The team in London was led by Gabriel Waksman, Ph.D., whose lab has been working for more than two decades to understand T4SS, especially how it forms a thin, hollow structure called a pilus, which connects to nearby bacteria to share genes. For this project, his team used cryo-electron microscopy (cryo-EM) – a process that freezes proteins and uses beams of electrons to obtain high-resolution microscopic images – to elucidate the structure of T4SS. This was no small feat since the T4SS complex is larger than 99.6 % of all those included to date in the worldwide library of protein structures.
Dr. Cong then used her background in statistics and machine learning to analyze T4SS protein sequences from several bacteria to generate structural predictions, which were compared to the cryo-EM data. Her computational analysis supported the cryo-EM data and suggested a hypothesis about the function of T4SS. While it was already known that T4SS is involved in pilus assembly, she predicted how it occurs. With that prediction in hand, Dr. Waksman’s team was able to make specific mutations within the relevant pieces of the complex and validate Dr. Cong’s hypothesis in live bacteria.

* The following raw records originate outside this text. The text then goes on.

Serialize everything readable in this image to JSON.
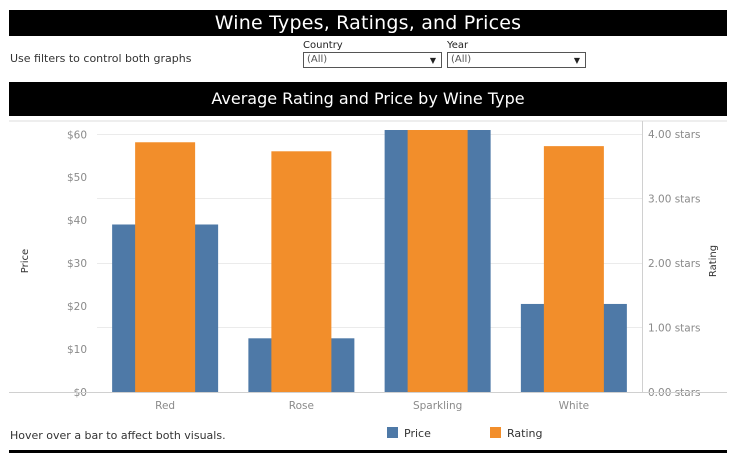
{
  "header": {
    "title": "Wine Types, Ratings, and Prices"
  },
  "filters": {
    "hint": "Use filters to control both graphs",
    "country": {
      "label": "Country",
      "value": "(All)",
      "caret": "▼"
    },
    "year": {
      "label": "Year",
      "value": "(All)",
      "caret": "▼"
    }
  },
  "colors": {
    "price": "#4e79a7",
    "rating": "#f28e2b",
    "grid": "#ebebeb",
    "axis_text": "#8a8a8a"
  },
  "chart_data": {
    "type": "bar",
    "title": "Average Rating and Price by Wine Type",
    "categories": [
      "Red",
      "Rose",
      "Sparkling",
      "White"
    ],
    "series": [
      {
        "name": "Price",
        "axis": "left",
        "values": [
          39,
          12.5,
          61,
          20.5
        ]
      },
      {
        "name": "Rating",
        "axis": "right",
        "values": [
          3.87,
          3.73,
          4.06,
          3.81
        ]
      }
    ],
    "ylabel": "Price",
    "y2label": "Rating",
    "ylim": [
      0,
      61
    ],
    "y2lim": [
      0,
      4.06
    ],
    "yticks": [
      0,
      10,
      20,
      30,
      40,
      50,
      60
    ],
    "ytick_labels": [
      "$0",
      "$10",
      "$20",
      "$30",
      "$40",
      "$50",
      "$60"
    ],
    "y2ticks": [
      0,
      1,
      2,
      3,
      4
    ],
    "y2tick_labels": [
      "0.00 stars",
      "1.00 stars",
      "2.00 stars",
      "3.00 stars",
      "4.00 stars"
    ],
    "grid": true,
    "legend": "bottom"
  },
  "footer": {
    "hint": "Hover over a bar to affect both visuals."
  }
}
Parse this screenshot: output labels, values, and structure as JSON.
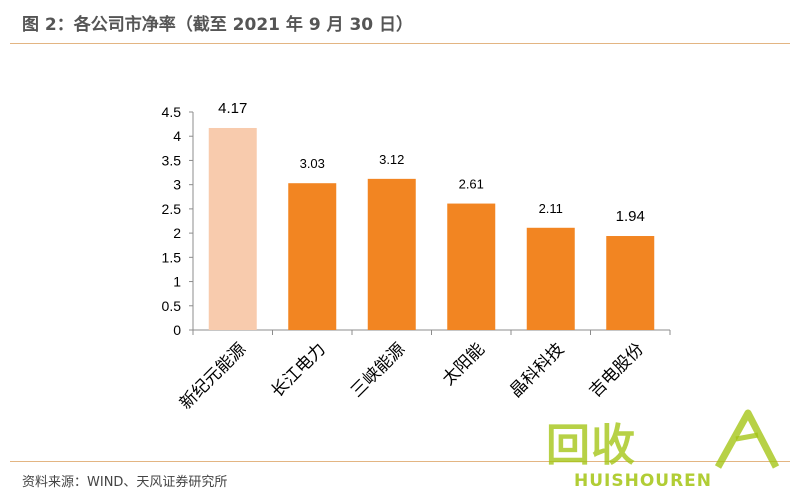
{
  "header": {
    "title": "图 2：各公司市净率（截至 2021 年 9 月 30 日）"
  },
  "footer": {
    "source": "资料来源：WIND、天风证券研究所"
  },
  "watermark": {
    "brand": "回收",
    "sub": "HUISHOUREN"
  },
  "colors": {
    "highlight_bar": "#f8cbad",
    "bar": "#f28522",
    "rule": "#e3b582"
  },
  "chart_data": {
    "type": "bar",
    "title": "",
    "xlabel": "",
    "ylabel": "",
    "categories": [
      "新纪元能源",
      "长江电力",
      "三峡能源",
      "太阳能",
      "晶科科技",
      "吉电股份"
    ],
    "values": [
      4.17,
      3.03,
      3.12,
      2.61,
      2.11,
      1.94
    ],
    "value_labels": [
      "4.17",
      "3.03",
      "3.12",
      "2.61",
      "2.11",
      "1.94"
    ],
    "highlight_index": 0,
    "ylim": [
      0,
      4.5
    ],
    "yticks": [
      0,
      0.5,
      1,
      1.5,
      2,
      2.5,
      3,
      3.5,
      4,
      4.5
    ],
    "ytick_labels": [
      "0",
      "0.5",
      "1",
      "1.5",
      "2",
      "2.5",
      "3",
      "3.5",
      "4",
      "4.5"
    ],
    "grid": false,
    "legend": "none"
  }
}
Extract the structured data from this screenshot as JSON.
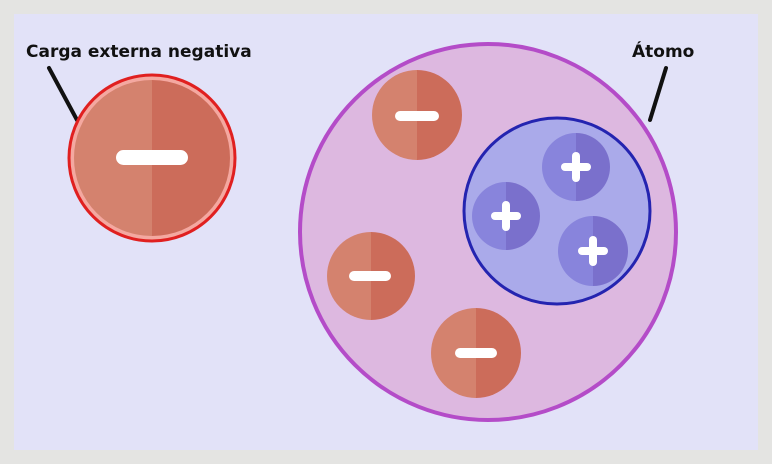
{
  "labels": {
    "external_charge": "Carga externa negativa",
    "atom": "Átomo"
  },
  "colors": {
    "frame": "#e4e4e2",
    "panel_background": "#e2e2f8",
    "atom_fill": "#ddb8e0",
    "atom_border": "#b44cc8",
    "nucleus_fill": "#aaaaea",
    "nucleus_border": "#2424b0",
    "electron_light": "#d4826e",
    "electron_dark": "#cc6c5a",
    "external_charge_border": "#e02020",
    "external_charge_ring": "#f4a8a0",
    "proton_light": "#8884dc",
    "proton_dark": "#7a70cc",
    "sign": "#ffffff",
    "pointer": "#111111"
  },
  "elements": {
    "external_charge_sign": "negative",
    "electron_count": 3,
    "electron_sign": "negative",
    "proton_count": 3,
    "proton_sign": "positive"
  }
}
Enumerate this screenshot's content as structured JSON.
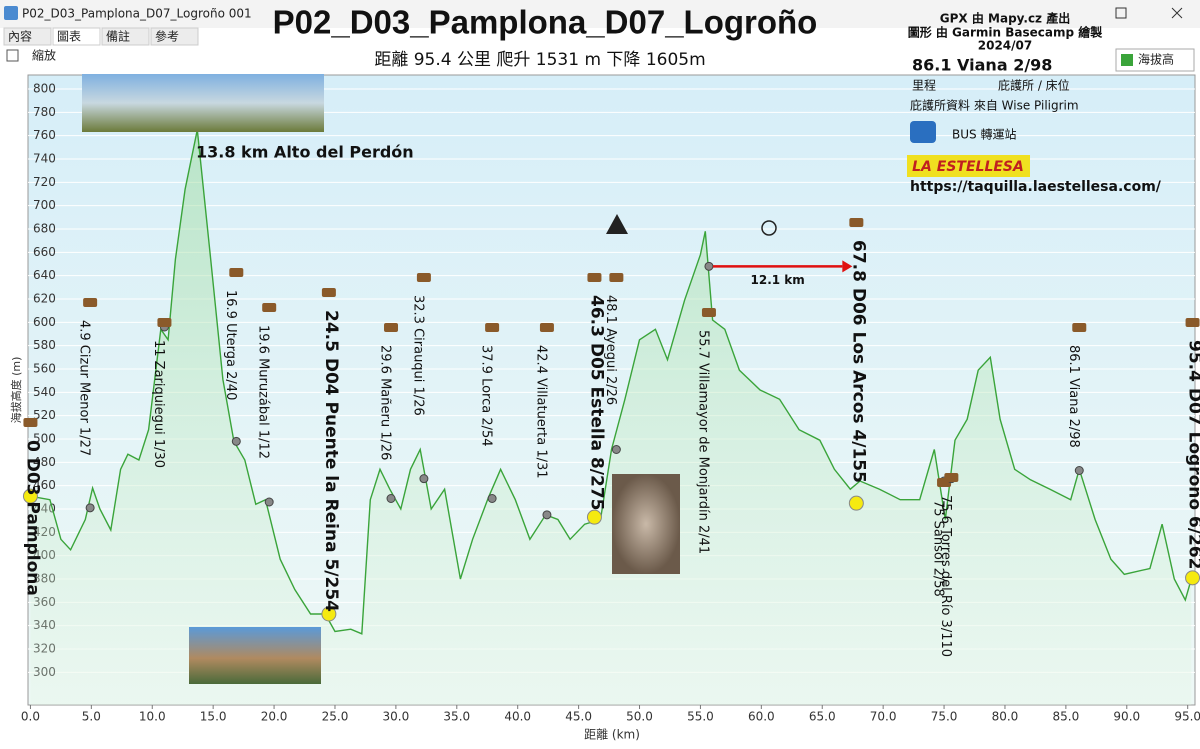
{
  "window": {
    "title": "P02_D03_Pamplona_D07_Logroño 001",
    "tabs": [
      "內容",
      "圖表",
      "備註",
      "參考"
    ],
    "zoom": "縮放"
  },
  "chart_data": {
    "type": "area",
    "title": "P02_D03_Pamplona_D07_Logroño",
    "subtitle": "距離 95.4 公里 爬升 1531 m 下降 1605m",
    "credits": [
      "GPX 由 Mapy.cz  產出",
      "圖形 由 Garmin Basecamp 繪製",
      "2024/07"
    ],
    "headline": "86.1  Viana  2/98",
    "notes": [
      "里程",
      "庇護所 / 床位",
      "庇護所資料 來自 Wise Piligrim",
      "BUS 轉運站"
    ],
    "brand": "LA ESTELLESA",
    "url": "https://taquilla.laestellesa.com/",
    "peak_label": "13.8 km Alto del Perdón",
    "arrow_label": "12.1 km",
    "xlabel": "距離   (km)",
    "ylabel": "海拔高度 (m)",
    "xlim": [
      -0.2,
      95.6
    ],
    "ylim": [
      272,
      812
    ],
    "grid": true,
    "xticks": [
      {
        "value": 0,
        "label": "0.0"
      },
      {
        "value": 5,
        "label": "5.0"
      },
      {
        "value": 10,
        "label": "10.0"
      },
      {
        "value": 15,
        "label": "15.0"
      },
      {
        "value": 20,
        "label": "20.0"
      },
      {
        "value": 25,
        "label": "25.0"
      },
      {
        "value": 30,
        "label": "30.0"
      },
      {
        "value": 35,
        "label": "35.0"
      },
      {
        "value": 40,
        "label": "40.0"
      },
      {
        "value": 45,
        "label": "45.0"
      },
      {
        "value": 50,
        "label": "50.0"
      },
      {
        "value": 55,
        "label": "55.0"
      },
      {
        "value": 60,
        "label": "60.0"
      },
      {
        "value": 65,
        "label": "65.0"
      },
      {
        "value": 70,
        "label": "70.0"
      },
      {
        "value": 75,
        "label": "75.0"
      },
      {
        "value": 80,
        "label": "80.0"
      },
      {
        "value": 85,
        "label": "85.0"
      },
      {
        "value": 90,
        "label": "90.0"
      },
      {
        "value": 95,
        "label": "95.0"
      }
    ],
    "yticks": [
      300,
      320,
      340,
      360,
      380,
      400,
      420,
      440,
      460,
      480,
      500,
      520,
      540,
      560,
      580,
      600,
      620,
      640,
      660,
      680,
      700,
      720,
      740,
      760,
      780,
      800
    ],
    "x": [
      0,
      1.6,
      2.5,
      3.3,
      4.5,
      5.1,
      5.7,
      6.6,
      7.4,
      8.0,
      8.9,
      9.7,
      10.7,
      11.3,
      11.9,
      12.7,
      13.7,
      14.8,
      15.8,
      16.7,
      17.6,
      18.5,
      19.3,
      20.5,
      21.7,
      23.0,
      24.2,
      25.0,
      26.3,
      27.2,
      27.9,
      28.7,
      29.5,
      30.4,
      31.2,
      32.0,
      32.9,
      34.0,
      35.3,
      36.3,
      37.6,
      38.6,
      39.8,
      41.0,
      42.3,
      43.3,
      44.3,
      45.5,
      46.8,
      47.7,
      48.8,
      50.0,
      51.3,
      52.3,
      53.7,
      55.0,
      55.4,
      56.0,
      57.0,
      58.2,
      59.9,
      61.5,
      63.1,
      64.8,
      66.0,
      67.3,
      68.1,
      69.7,
      71.4,
      73.0,
      74.2,
      75.1,
      75.9,
      76.9,
      77.8,
      78.8,
      79.6,
      80.8,
      82.1,
      83.7,
      85.4,
      86.1,
      87.4,
      88.7,
      89.8,
      91.9,
      92.9,
      93.9,
      94.8,
      95.3
    ],
    "series": [
      {
        "name": "海拔高",
        "color": "#3aa43a",
        "values": [
          451,
          448,
          414,
          405,
          431,
          458,
          440,
          422,
          474,
          487,
          482,
          508,
          594,
          585,
          654,
          714,
          765,
          654,
          551,
          498,
          482,
          444,
          448,
          397,
          371,
          350,
          350,
          335,
          337,
          333,
          448,
          474,
          457,
          440,
          474,
          491,
          440,
          457,
          380,
          414,
          450,
          474,
          448,
          414,
          435,
          431,
          414,
          427,
          431,
          491,
          534,
          585,
          594,
          568,
          619,
          658,
          678,
          602,
          594,
          559,
          542,
          534,
          508,
          499,
          474,
          457,
          464,
          457,
          448,
          448,
          491,
          431,
          499,
          517,
          559,
          570,
          517,
          474,
          465,
          457,
          448,
          474,
          431,
          397,
          384,
          389,
          427,
          380,
          362,
          380
        ]
      }
    ],
    "waypoints": [
      {
        "km": 0,
        "elevation": 451,
        "label": "0  D03 Pamplona",
        "color": "#f5ea10"
      },
      {
        "km": 4.9,
        "elevation": 441,
        "label": "4.9  Cizur Menor  1/27",
        "color": "#888888"
      },
      {
        "km": 11,
        "elevation": 596,
        "label": "11  Zariquiegui  1/30",
        "color": "#888888"
      },
      {
        "km": 16.9,
        "elevation": 498,
        "label": "16.9  Uterga  2/40",
        "color": "#888888"
      },
      {
        "km": 19.6,
        "elevation": 446,
        "label": "19.6  Muruzábal  1/12",
        "color": "#888888"
      },
      {
        "km": 24.5,
        "elevation": 350,
        "label": "24.5  D04 Puente la Reina  5/254",
        "color": "#f5ea10"
      },
      {
        "km": 29.6,
        "elevation": 449,
        "label": "29.6  Mañeru  1/26",
        "color": "#888888"
      },
      {
        "km": 32.3,
        "elevation": 466,
        "label": "32.3  Cirauqui  1/26",
        "color": "#888888"
      },
      {
        "km": 37.9,
        "elevation": 449,
        "label": "37.9  Lorca  2/54",
        "color": "#888888"
      },
      {
        "km": 42.4,
        "elevation": 435,
        "label": "42.4  Villatuerta  1/31",
        "color": "#888888"
      },
      {
        "km": 46.3,
        "elevation": 433,
        "label": "46.3  D05 Estella  8/275",
        "color": "#f5ea10"
      },
      {
        "km": 48.1,
        "elevation": 491,
        "label": "48.1  Ayegui  2/26",
        "color": "#888888"
      },
      {
        "km": 55.7,
        "elevation": 648,
        "label": "55.7  Villamayor de Monjardín  2/41",
        "color": "#888888"
      },
      {
        "km": 67.8,
        "elevation": 445,
        "label": "67.8  D06  Los Arcos  4/155",
        "color": "#f5ea10"
      },
      {
        "km": 75,
        "elevation": 464,
        "label": "75  Sansol  2/58",
        "color": "#888888"
      },
      {
        "km": 75.6,
        "elevation": 466,
        "label": "75.6  Torres del Río  3/110",
        "color": "#888888"
      },
      {
        "km": 86.1,
        "elevation": 473,
        "label": "86.1  Viana  2/98",
        "color": "#888888"
      },
      {
        "km": 95.4,
        "elevation": 381,
        "label": "95.4  D07  Logroño  6/262",
        "color": "#f5ea10"
      }
    ]
  }
}
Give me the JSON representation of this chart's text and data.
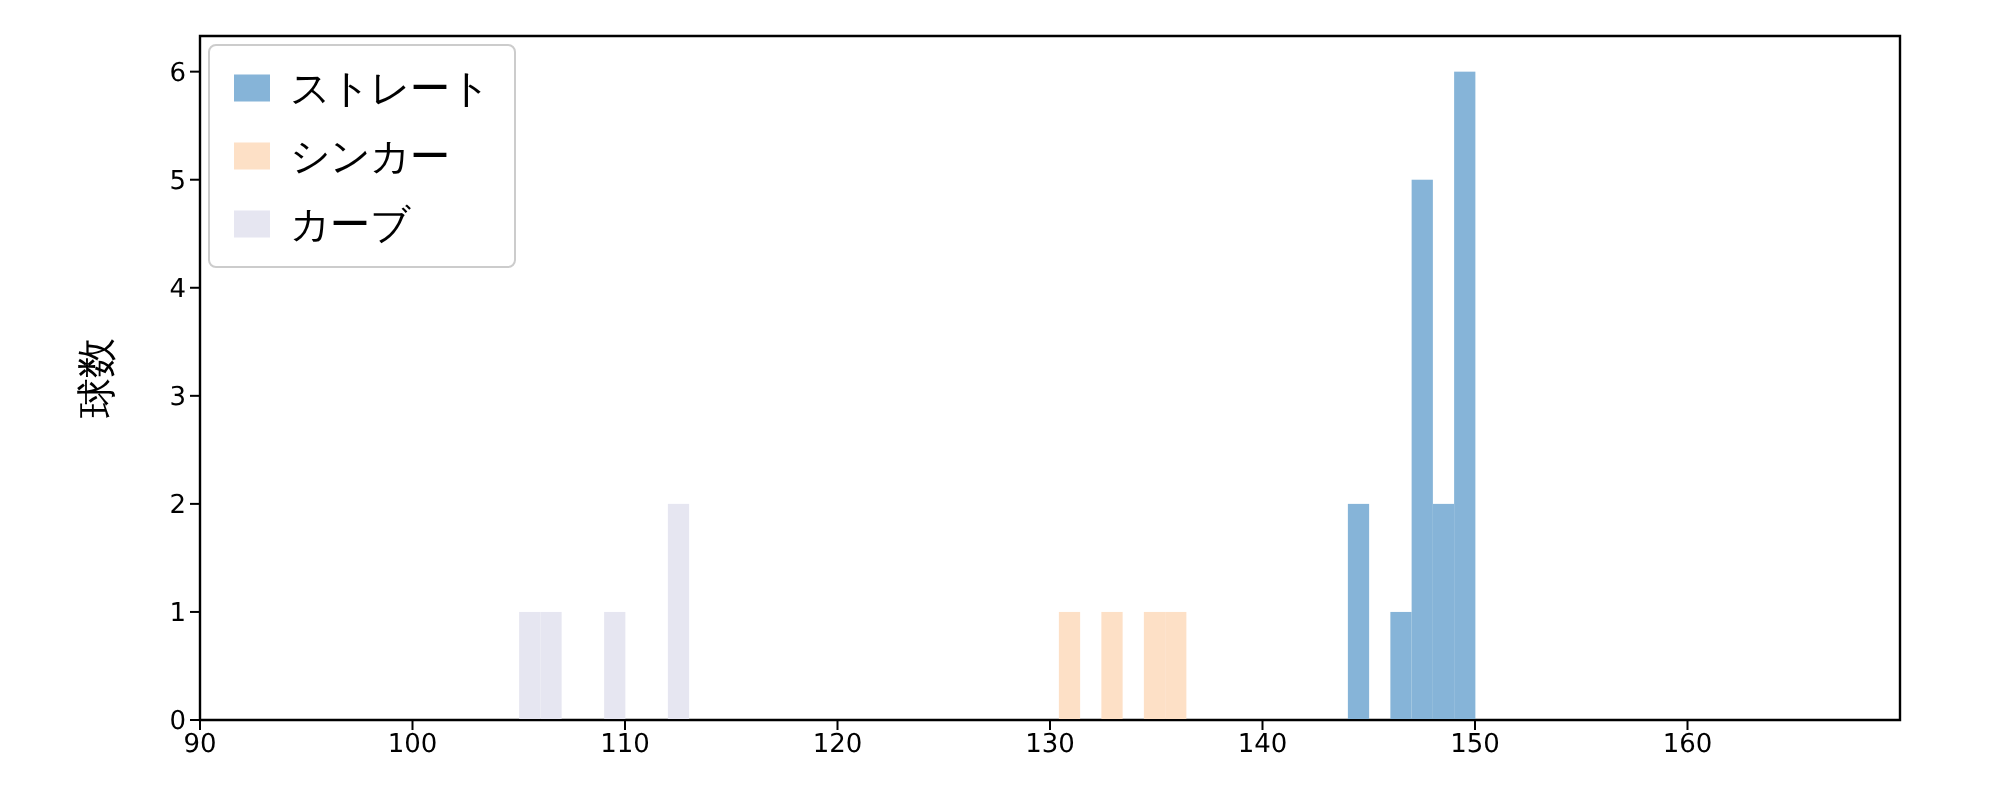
{
  "chart_data": {
    "type": "bar",
    "ylabel": "球数",
    "xlim": [
      90,
      170
    ],
    "xticks": [
      90,
      100,
      110,
      120,
      130,
      140,
      150,
      160
    ],
    "ylim": [
      0,
      6.33
    ],
    "yticks": [
      0,
      1,
      2,
      3,
      4,
      5,
      6
    ],
    "legend": "top left",
    "grid": false,
    "series": [
      {
        "name": "ストレート",
        "color": "#86b4d8",
        "x": [
          144.5,
          145.5,
          146.5,
          147.5,
          148.5,
          149.5
        ],
        "values": [
          2,
          0,
          1,
          5,
          2,
          6
        ]
      },
      {
        "name": "シンカー",
        "color": "#fde0c6",
        "x": [
          130.9,
          131.9,
          132.9,
          133.9,
          134.9,
          135.9
        ],
        "values": [
          1,
          0,
          1,
          0,
          1,
          1
        ]
      },
      {
        "name": "カーブ",
        "color": "#e6e6f1",
        "x": [
          105.5,
          106.5,
          107.5,
          108.5,
          109.5,
          110.5,
          111.5,
          112.5
        ],
        "values": [
          1,
          1,
          0,
          0,
          1,
          0,
          0,
          2
        ]
      }
    ]
  }
}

“In addition to the contribution we have made toward the development of drugs to slow the spread of antibiotic resistance genes, this study showcases the power of modern computational methods to validate experimental results and suggest functional insights beyond available experimental data,” said Dr. Cong, a Southwestern Medical Foundation Scholar in Biomedical Research.
Other researchers who contributed to this study include Kévin Macé, Abhinav K. Vadakkepat, Adam Redzej, Natalya Lukoyanova, Clasien Oomen, Nathalie Braun, Marta Ukleja, Fang Lu, Tiago R. D. Costa, and Elena V. Orlova of the Institute of Structural and Molecular Biology, Birkbeck College, University of London; and David Baker of the University of Washington.